Even today, roads and highways are getting a larger portion of government funding, making it difficult for transit agencies to give riders what they need: frequent bus transfers and convenient rail lines.
"It has to work into your lifestyle," said Virginia Miller, spokeswoman for the American Public Transportation Association. "If a bus only comes once an hour, it may not be convenient enough."
A New Hope?
But it takes money to add trains and increase bus frequency. In Sacramento, what we're getting instead is mixed messages.
Gov. Arnold Schwarzenegger last year signed off on A.B. 32, the most aggressive piece of "green" legislation aimed to cap greenhouse gases over the next two decades. A portion of that includes getting more people into transit and hybrids.
Yet, the state has continued to cut transportation funding, particularly public transit. Over the last six years, Legislatures have taken billions of dollars away from transportation to fund education, health care and other general budget needs.
Meanwhile, transit agencies have been limping on lean budgets, attempting to build its ridership with hopes for more frequent trains and better bus connections. Even massive, statewide projects have taken hits. The California High Speed Rail Authority has spent millions of dollars planning for a high-speed rail line from San Francisco to Los Angeles, but the plans have lagged along as funding has been on and off again.
More recently, the governor signed off on a budget that included cutting $1.3 billion from public transportation. The state also raided an account restricted for public transportation, prompting a lawsuit on behalf of the California Transit Association.
Public transit advocates are bracing themselves for more cuts next year, as the state faces a $10 billion budget deficit. But transportation faces an even bigger shortfall: $200 billion over the next decade.
The transportation crisis is so severe that voters are stepping in to cover the cost. California voters stepped in and last years passed a $20 billion bond for transportation. That is only one-tenth of the funding needed to fix our problems over the next decade.
Santa Clara County in 2000 passed Measure A, a half-cent sales tax for transportation, part of which is footing the largest portion of the bill to bring BART to Silicon Valley. We're still waiting for the rest of the funds from the state and federal government."There's too many projects chasing too few dollars," said Kurt Evans, government affairs manager with the Valley Transportation Authority, which operates Santa Clara County's light rail. "It's not as clear-cut as it was in the '80s; Now, you are cobbling together not one or two funding sources but eight, nine or 10 funding sources."It's going to take creative funding to get transit fully on track. Ironically, as more people are encouraged with carpool incentives to buy hybrids and other fuel-efficient cars, that means less gas tax coming in to fund transportation needs.

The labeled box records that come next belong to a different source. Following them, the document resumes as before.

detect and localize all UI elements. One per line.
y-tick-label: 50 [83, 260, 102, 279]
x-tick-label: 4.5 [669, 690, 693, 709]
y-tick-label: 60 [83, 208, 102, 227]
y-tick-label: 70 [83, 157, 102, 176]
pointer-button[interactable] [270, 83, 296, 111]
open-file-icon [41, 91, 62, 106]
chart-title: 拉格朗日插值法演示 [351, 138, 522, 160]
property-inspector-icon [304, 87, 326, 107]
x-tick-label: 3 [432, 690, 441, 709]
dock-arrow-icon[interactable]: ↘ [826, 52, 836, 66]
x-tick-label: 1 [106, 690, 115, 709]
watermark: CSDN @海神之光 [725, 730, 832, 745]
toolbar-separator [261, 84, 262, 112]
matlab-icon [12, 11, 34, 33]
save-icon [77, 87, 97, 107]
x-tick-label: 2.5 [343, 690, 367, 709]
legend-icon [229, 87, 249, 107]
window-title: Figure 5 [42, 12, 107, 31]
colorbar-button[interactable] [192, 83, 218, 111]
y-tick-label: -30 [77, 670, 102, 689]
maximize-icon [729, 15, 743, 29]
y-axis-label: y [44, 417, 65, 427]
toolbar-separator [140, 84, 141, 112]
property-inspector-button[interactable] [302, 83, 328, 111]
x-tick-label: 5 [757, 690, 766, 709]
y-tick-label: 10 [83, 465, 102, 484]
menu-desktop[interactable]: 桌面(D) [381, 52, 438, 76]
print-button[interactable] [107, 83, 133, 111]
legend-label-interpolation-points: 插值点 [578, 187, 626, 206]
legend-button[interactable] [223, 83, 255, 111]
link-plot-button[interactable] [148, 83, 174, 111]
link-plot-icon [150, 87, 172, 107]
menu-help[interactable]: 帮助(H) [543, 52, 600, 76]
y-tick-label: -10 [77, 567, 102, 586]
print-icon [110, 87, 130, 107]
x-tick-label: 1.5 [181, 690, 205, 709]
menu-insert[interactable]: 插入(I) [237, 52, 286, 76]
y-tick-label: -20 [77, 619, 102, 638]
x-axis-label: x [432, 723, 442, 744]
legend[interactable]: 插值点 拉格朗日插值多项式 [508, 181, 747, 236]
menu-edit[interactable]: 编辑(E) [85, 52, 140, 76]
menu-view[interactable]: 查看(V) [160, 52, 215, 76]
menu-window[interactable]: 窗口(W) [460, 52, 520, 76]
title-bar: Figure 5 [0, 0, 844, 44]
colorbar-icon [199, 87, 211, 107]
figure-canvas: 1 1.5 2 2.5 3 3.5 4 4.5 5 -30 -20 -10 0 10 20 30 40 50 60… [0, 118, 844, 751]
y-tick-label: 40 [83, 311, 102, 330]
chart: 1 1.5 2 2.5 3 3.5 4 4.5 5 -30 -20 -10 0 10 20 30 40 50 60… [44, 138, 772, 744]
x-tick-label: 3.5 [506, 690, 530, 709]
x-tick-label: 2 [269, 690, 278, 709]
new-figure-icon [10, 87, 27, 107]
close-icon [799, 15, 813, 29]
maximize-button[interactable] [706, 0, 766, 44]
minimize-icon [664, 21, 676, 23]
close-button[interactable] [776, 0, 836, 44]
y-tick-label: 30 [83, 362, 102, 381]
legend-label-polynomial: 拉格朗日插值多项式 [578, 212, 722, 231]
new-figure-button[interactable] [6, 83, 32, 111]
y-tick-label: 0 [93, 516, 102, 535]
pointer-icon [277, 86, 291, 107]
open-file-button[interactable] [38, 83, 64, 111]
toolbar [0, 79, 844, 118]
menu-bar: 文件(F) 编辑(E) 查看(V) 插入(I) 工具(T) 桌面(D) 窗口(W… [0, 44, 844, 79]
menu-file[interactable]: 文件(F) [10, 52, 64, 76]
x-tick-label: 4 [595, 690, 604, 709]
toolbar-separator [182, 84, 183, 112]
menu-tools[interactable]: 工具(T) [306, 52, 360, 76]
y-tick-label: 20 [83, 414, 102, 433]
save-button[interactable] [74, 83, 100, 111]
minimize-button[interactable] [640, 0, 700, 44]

California has outpaced every other state in hybrid purchases. Here, hybrid drivers get access to the carpool lane. Now, transportation planners are working public-private partnerships into projects, and considering congestion pricing, where the price of driving would increase as congestion peaked.
"There has always been more money available for roadway than transit partly because there are more who use roads in the state than those who use transit," said Laura Stuchinsky, transportation director and land use with the Silicon Valley Leadership Group. "You can only get so much blood out of a turnip."
Still, some transportation experts believe there is a revival of transit happening, with communities looking for other ways to get around. In major cities that were only designed for cars, including Houston, Phoenix and Salt Lake City, drivers are now clamoring for public transportation. In 2004, Denver passed a $4.7 billion initiative to get better public transit and voters in Salt Lake City last year decided to tax themselves $2 billion to create a commuter rail that runs between the urban and suburban areas "It's like 'back to the future,'" said Miller sai d. "Before the car was dominant, people got around on public transportation on trolley and street cars."